Especially within a research group, applications will often lean on the same or a similar set of tools. Libraries can play a useful layer between tools and applications. Libraries should expose tools in a common form such that disparate applications can independently use these tools to address specific research questions. These libraries serve to gather our accumulated knowledge of best practices for using a particular tool. This is a form of Don’t Repeat Yourself (DRY), a powerful methodology for building software.
These libraries have two requirements. First, they should present a unified interface for building commands to execute tools. Each tool requires different data in different forms so these libraries should try and minimize the differences across tools and simplify the use of said tools.
More importantly, these libraries should make no decisions about how incoming data should be organized or how the generated commands are ultimately executed. These decisions are the discretion of the application layer. Not only does this make libraries more useful to separate research groups but also infintely more testable because they don’t require any particular infrastructure when unit testing.

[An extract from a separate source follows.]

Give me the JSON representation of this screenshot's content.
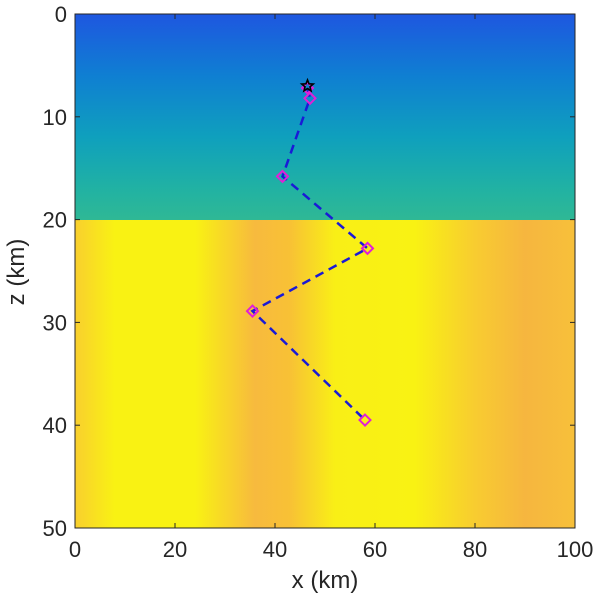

As we develop better know-how about using particular tools, we should pour this knowledge into libraries, not applications. Walling off our improved logic into a single application means no other can reap the benefits. Instead, if we update our libraries with improved knowledge and maintain backwards compatibility, all of the applications built upon the library can share the improvements.
Implicit in the above discussion is the idea of abstraction. Tools abstract their advanced image processing algorithms. Libraries abstract the advanced knowledge of how best to use tools. Applications abstract the all of the above so we can quickly apply methods against our particular dataset and ultimately answer questions about the world.
No layer is more important than the other. As research software engineers, we should be interested in all layers and keep in mind how changing any particular layer will affect the others. Only when we understand the relationship between our tools, libraries and applications can we begin to engineer better science.